M. Gomeshi a été acquitté en mars 2016 de quatre chefs d’accusation d’agression sexuelle et d’un chef d’accusation pour avoir vaincu la résistance par l’étouffement qui impliquaient trois plaignantes. En mai de la même année, il s’est excusé auprès d’une quatrième plaignante et a signé un engagement de ne pas troubler l’ordre public qui a permis le retrait d’un autre chef d’accusation d’agression sexuelle.

Dans un article publié en mai dernier dans l’«European Journal of Women’s Studies», Mme Keller et d’autres chercheuses ont présenté le mouvement #AgressionNonDénoncée comme une étude de cas pour les manières dont les médias sociaux aident les survivantes non seulement à se soutenir entre elles, mais aussi à reconnaître que leur expérience individuelle relève d’un problème social plus grand.

«Il s’agit de partager des histoires personnelles et, en le faisant, de réaliser que ces histoires personnelles sont en fait un enjeu politique, a expliqué la professeure en entrevue.
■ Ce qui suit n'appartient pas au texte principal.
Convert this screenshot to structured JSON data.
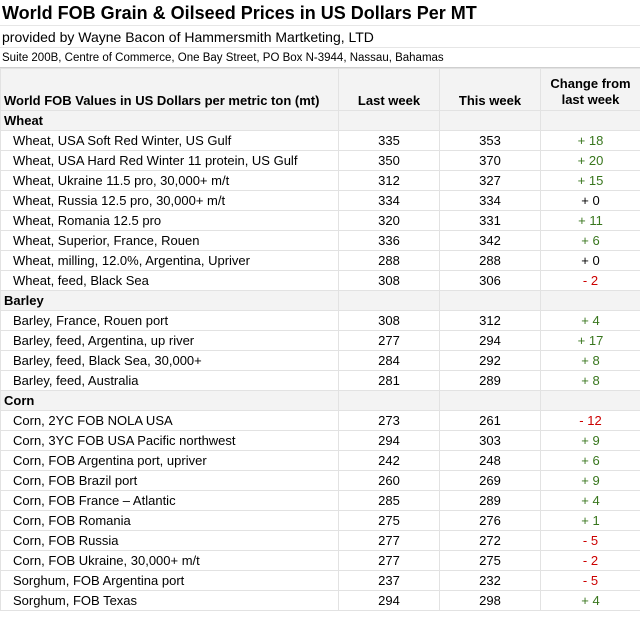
{
  "header": {
    "title": "World FOB Grain & Oilseed Prices in US Dollars Per MT",
    "subtitle": "provided by Wayne Bacon of Hammersmith Martketing, LTD",
    "address": "Suite 200B, Centre of Commerce, One Bay Street, PO Box N-3944, Nassau, Bahamas"
  },
  "table": {
    "columns": {
      "desc": "World FOB Values in US Dollars per metric ton (mt)",
      "last_week": "Last week",
      "this_week": "This week",
      "change_line1": "Change from",
      "change_line2": "last week"
    },
    "sections": [
      {
        "name": "Wheat",
        "rows": [
          {
            "label": "Wheat, USA Soft Red Winter, US Gulf",
            "last": "335",
            "this": "353",
            "change": "+ 18",
            "dir": "pos"
          },
          {
            "label": "Wheat, USA Hard Red Winter 11 protein, US Gulf",
            "last": "350",
            "this": "370",
            "change": "+ 20",
            "dir": "pos"
          },
          {
            "label": "Wheat, Ukraine 11.5 pro, 30,000+ m/t",
            "last": "312",
            "this": "327",
            "change": "+ 15",
            "dir": "pos"
          },
          {
            "label": "Wheat, Russia 12.5 pro, 30,000+ m/t",
            "last": "334",
            "this": "334",
            "change": "+ 0",
            "dir": "zero"
          },
          {
            "label": "Wheat, Romania 12.5 pro",
            "last": "320",
            "this": "331",
            "change": "+ 11",
            "dir": "pos"
          },
          {
            "label": "Wheat, Superior, France, Rouen",
            "last": "336",
            "this": "342",
            "change": "+ 6",
            "dir": "pos"
          },
          {
            "label": "Wheat, milling, 12.0%, Argentina, Upriver",
            "last": "288",
            "this": "288",
            "change": "+ 0",
            "dir": "zero"
          },
          {
            "label": "Wheat, feed, Black Sea",
            "last": "308",
            "this": "306",
            "change": "- 2",
            "dir": "neg"
          }
        ]
      },
      {
        "name": "Barley",
        "rows": [
          {
            "label": "Barley, France, Rouen port",
            "last": "308",
            "this": "312",
            "change": "+ 4",
            "dir": "pos"
          },
          {
            "label": "Barley, feed, Argentina, up river",
            "last": "277",
            "this": "294",
            "change": "+ 17",
            "dir": "pos"
          },
          {
            "label": "Barley, feed, Black Sea, 30,000+",
            "last": "284",
            "this": "292",
            "change": "+ 8",
            "dir": "pos"
          },
          {
            "label": "Barley, feed, Australia",
            "last": "281",
            "this": "289",
            "change": "+ 8",
            "dir": "pos"
          }
        ]
      },
      {
        "name": "Corn",
        "rows": [
          {
            "label": "Corn, 2YC FOB NOLA USA",
            "last": "273",
            "this": "261",
            "change": "- 12",
            "dir": "neg"
          },
          {
            "label": "Corn, 3YC FOB USA Pacific northwest",
            "last": "294",
            "this": "303",
            "change": "+ 9",
            "dir": "pos"
          },
          {
            "label": "Corn, FOB Argentina port, upriver",
            "last": "242",
            "this": "248",
            "change": "+ 6",
            "dir": "pos"
          },
          {
            "label": "Corn, FOB Brazil port",
            "last": "260",
            "this": "269",
            "change": "+ 9",
            "dir": "pos"
          },
          {
            "label": "Corn, FOB France – Atlantic",
            "last": "285",
            "this": "289",
            "change": "+ 4",
            "dir": "pos"
          },
          {
            "label": "Corn, FOB Romania",
            "last": "275",
            "this": "276",
            "change": "+ 1",
            "dir": "pos"
          },
          {
            "label": "Corn, FOB Russia",
            "last": "277",
            "this": "272",
            "change": "- 5",
            "dir": "neg"
          },
          {
            "label": "Corn, FOB Ukraine, 30,000+ m/t",
            "last": "277",
            "this": "275",
            "change": "- 2",
            "dir": "neg"
          },
          {
            "label": "Sorghum, FOB Argentina port",
            "last": "237",
            "this": "232",
            "change": "- 5",
            "dir": "neg"
          },
          {
            "label": "Sorghum, FOB Texas",
            "last": "294",
            "this": "298",
            "change": "+ 4",
            "dir": "pos"
          }
        ]
      }
    ],
    "colors": {
      "positive": "#38761d",
      "negative": "#cc0000",
      "neutral": "#000000",
      "header_bg": "#f3f3f3"
    }
  }
}
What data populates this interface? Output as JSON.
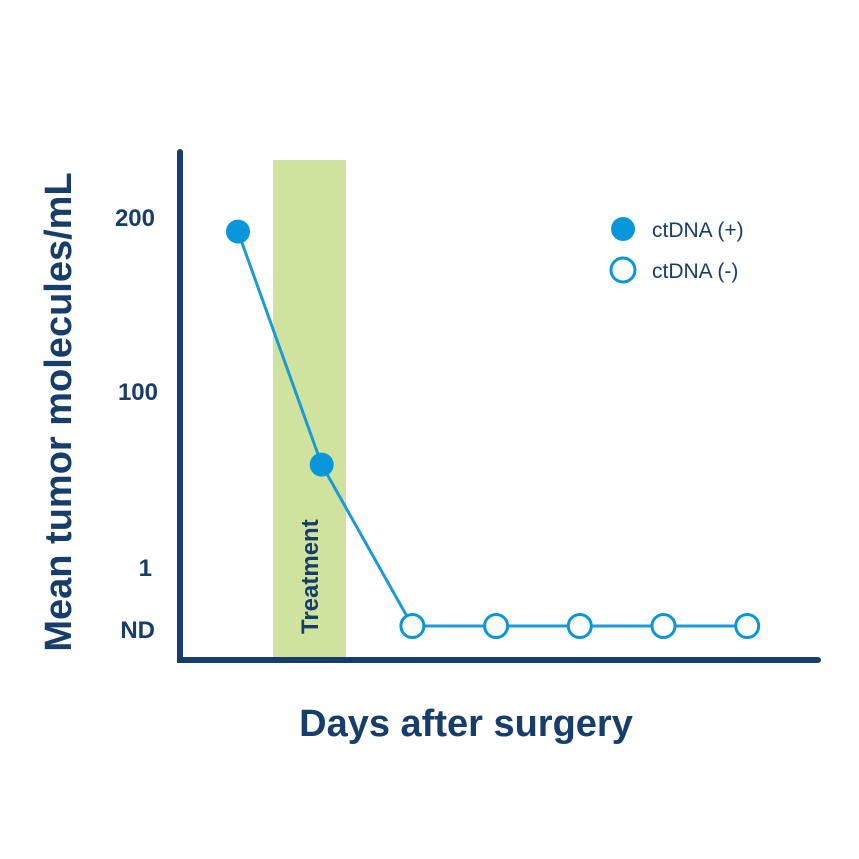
{
  "chart_data": {
    "type": "line",
    "xlabel": "Days after surgery",
    "ylabel": "Mean tumor molecules/mL",
    "y_ticks": [
      "200",
      "100",
      "1",
      "ND"
    ],
    "x": [
      1,
      2,
      3,
      4,
      5,
      6,
      7
    ],
    "series": [
      {
        "values": [
          190,
          58,
          "ND",
          "ND",
          "ND",
          "ND",
          "ND"
        ],
        "status": [
          "ctDNA (+)",
          "ctDNA (+)",
          "ctDNA (-)",
          "ctDNA (-)",
          "ctDNA (-)",
          "ctDNA (-)",
          "ctDNA (-)"
        ]
      }
    ],
    "legend": {
      "position": "top-right",
      "entries": [
        "ctDNA (+)",
        "ctDNA (-)"
      ]
    },
    "annotations": [
      {
        "text": "Treatment",
        "type": "shaded-band",
        "between_x": [
          1,
          2
        ]
      }
    ],
    "grid": false
  },
  "colors": {
    "axis": "#173d6b",
    "line": "#1b9ad6",
    "marker": "#0a96db",
    "treatment_band": "#cfe39f"
  }
}
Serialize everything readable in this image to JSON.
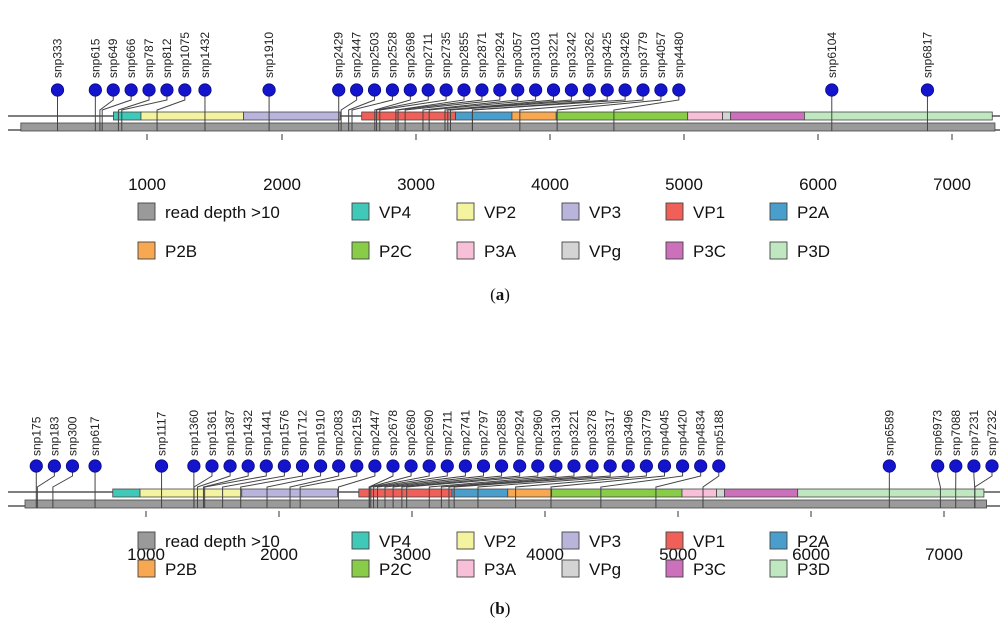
{
  "panels": [
    {
      "id": "a",
      "caption": "a",
      "snps": [
        {
          "label": "snp333",
          "pos": 333
        },
        {
          "label": "snp615",
          "pos": 615
        },
        {
          "label": "snp649",
          "pos": 649
        },
        {
          "label": "snp666",
          "pos": 666
        },
        {
          "label": "snp787",
          "pos": 787
        },
        {
          "label": "snp812",
          "pos": 812
        },
        {
          "label": "snp1075",
          "pos": 1075
        },
        {
          "label": "snp1432",
          "pos": 1432
        },
        {
          "label": "snp1910",
          "pos": 1910
        },
        {
          "label": "snp2429",
          "pos": 2429
        },
        {
          "label": "snp2447",
          "pos": 2447
        },
        {
          "label": "snp2503",
          "pos": 2503
        },
        {
          "label": "snp2528",
          "pos": 2528
        },
        {
          "label": "snp2698",
          "pos": 2698
        },
        {
          "label": "snp2711",
          "pos": 2711
        },
        {
          "label": "snp2735",
          "pos": 2735
        },
        {
          "label": "snp2855",
          "pos": 2855
        },
        {
          "label": "snp2871",
          "pos": 2871
        },
        {
          "label": "snp2924",
          "pos": 2924
        },
        {
          "label": "snp3057",
          "pos": 3057
        },
        {
          "label": "snp3103",
          "pos": 3103
        },
        {
          "label": "snp3221",
          "pos": 3221
        },
        {
          "label": "snp3242",
          "pos": 3242
        },
        {
          "label": "snp3262",
          "pos": 3262
        },
        {
          "label": "snp3425",
          "pos": 3425
        },
        {
          "label": "snp3426",
          "pos": 3426
        },
        {
          "label": "snp3779",
          "pos": 3779
        },
        {
          "label": "snp4057",
          "pos": 4057
        },
        {
          "label": "snp4480",
          "pos": 4480
        },
        {
          "label": "snp6104",
          "pos": 6104
        },
        {
          "label": "snp6817",
          "pos": 6817
        }
      ]
    },
    {
      "id": "b",
      "caption": "b",
      "snps": [
        {
          "label": "snp175",
          "pos": 175
        },
        {
          "label": "snp183",
          "pos": 183
        },
        {
          "label": "snp300",
          "pos": 300
        },
        {
          "label": "snp617",
          "pos": 617
        },
        {
          "label": "snp1117",
          "pos": 1117
        },
        {
          "label": "snp1360",
          "pos": 1360
        },
        {
          "label": "snp1361",
          "pos": 1361
        },
        {
          "label": "snp1387",
          "pos": 1387
        },
        {
          "label": "snp1432",
          "pos": 1432
        },
        {
          "label": "snp1441",
          "pos": 1441
        },
        {
          "label": "snp1576",
          "pos": 1576
        },
        {
          "label": "snp1712",
          "pos": 1712
        },
        {
          "label": "snp1910",
          "pos": 1910
        },
        {
          "label": "snp2083",
          "pos": 2083
        },
        {
          "label": "snp2159",
          "pos": 2159
        },
        {
          "label": "snp2447",
          "pos": 2447
        },
        {
          "label": "snp2678",
          "pos": 2678
        },
        {
          "label": "snp2680",
          "pos": 2680
        },
        {
          "label": "snp2690",
          "pos": 2690
        },
        {
          "label": "snp2711",
          "pos": 2711
        },
        {
          "label": "snp2741",
          "pos": 2741
        },
        {
          "label": "snp2797",
          "pos": 2797
        },
        {
          "label": "snp2858",
          "pos": 2858
        },
        {
          "label": "snp2924",
          "pos": 2924
        },
        {
          "label": "snp2960",
          "pos": 2960
        },
        {
          "label": "snp3130",
          "pos": 3130
        },
        {
          "label": "snp3221",
          "pos": 3221
        },
        {
          "label": "snp3278",
          "pos": 3278
        },
        {
          "label": "snp3317",
          "pos": 3317
        },
        {
          "label": "snp3496",
          "pos": 3496
        },
        {
          "label": "snp3779",
          "pos": 3779
        },
        {
          "label": "snp4045",
          "pos": 4045
        },
        {
          "label": "snp4420",
          "pos": 4420
        },
        {
          "label": "snp4834",
          "pos": 4834
        },
        {
          "label": "snp5188",
          "pos": 5188
        },
        {
          "label": "snp6589",
          "pos": 6589
        },
        {
          "label": "snp6973",
          "pos": 6973
        },
        {
          "label": "snp7088",
          "pos": 7088
        },
        {
          "label": "snp7231",
          "pos": 7231
        },
        {
          "label": "snp7232",
          "pos": 7232
        }
      ]
    }
  ],
  "ticks": [
    {
      "label": "1000",
      "value": 1000
    },
    {
      "label": "2000",
      "value": 2000
    },
    {
      "label": "3000",
      "value": 3000
    },
    {
      "label": "4000",
      "value": 4000
    },
    {
      "label": "5000",
      "value": 5000
    },
    {
      "label": "6000",
      "value": 6000
    },
    {
      "label": "7000",
      "value": 7000
    }
  ],
  "genome_range": [
    0,
    7400
  ],
  "regions": [
    {
      "name": "VP4",
      "start": 750,
      "end": 955,
      "color": "#40c8b8"
    },
    {
      "name": "VP2",
      "start": 955,
      "end": 1720,
      "color": "#f4f4a0"
    },
    {
      "name": "VP3",
      "start": 1720,
      "end": 2440,
      "color": "#b8b4dc"
    },
    {
      "name": "VP1",
      "start": 2600,
      "end": 3300,
      "color": "#f06058"
    },
    {
      "name": "P2A",
      "start": 3300,
      "end": 3720,
      "color": "#4a9ecc"
    },
    {
      "name": "P2B",
      "start": 3720,
      "end": 4050,
      "color": "#f8a850"
    },
    {
      "name": "P2C",
      "start": 4050,
      "end": 5030,
      "color": "#88cc48"
    },
    {
      "name": "P3A",
      "start": 5030,
      "end": 5290,
      "color": "#f8c0d8"
    },
    {
      "name": "VPg",
      "start": 5290,
      "end": 5350,
      "color": "#d4d4d4"
    },
    {
      "name": "P3C",
      "start": 5350,
      "end": 5900,
      "color": "#cc70bc"
    },
    {
      "name": "P3D",
      "start": 5900,
      "end": 7300,
      "color": "#c0e8c0"
    }
  ],
  "read_depth_color": "#9a9a9a",
  "snp_color": "#1414cc",
  "legend": {
    "row1": [
      {
        "label": "read depth >10",
        "color": "#9a9a9a"
      },
      {
        "label": "VP4",
        "color": "#40c8b8"
      },
      {
        "label": "VP2",
        "color": "#f4f4a0"
      },
      {
        "label": "VP3",
        "color": "#b8b4dc"
      },
      {
        "label": "VP1",
        "color": "#f06058"
      },
      {
        "label": "P2A",
        "color": "#4a9ecc"
      }
    ],
    "row2": [
      {
        "label": "P2B",
        "color": "#f8a850"
      },
      {
        "label": "P2C",
        "color": "#88cc48"
      },
      {
        "label": "P3A",
        "color": "#f8c0d8"
      },
      {
        "label": "VPg",
        "color": "#d4d4d4"
      },
      {
        "label": "P3C",
        "color": "#cc70bc"
      },
      {
        "label": "P3D",
        "color": "#c0e8c0"
      }
    ]
  }
}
Ce qui a commencé par un partage d’histoires personnelles est finalement devenu une source de motivation pour devenir activiste et cela montre que ce type d’activisme va plus loin qu’une simple conversation en ligne entre quelques personnes.»

La nomination de Brett Kavanaugh à la Cour suprême des États-Unis en dépit des allégations d’inconduite sexuelle qui pesaient contre lui, et qu’il a démenties, a poussé certaines féministes à se demander si les survivantes devraient dévoiler leurs traumatismes sur la place publique et devant une société qui pourrait ne pas les écouter, ou pire, passer à l’offensive, a souligné Jessalynn Keller.

Elle a soutenu que le ressac contre #MoiAussi constituait le dernier effort du patriarcat pour écraser un mouvement qui menace son existence. D’après Mme Keller, les campagnes en ligne comme #MoiAussi ont braqué les projecteurs sur le problème de la violence sexuelle et, avec le temps, elles se traduiront par des changements dans le monde réel.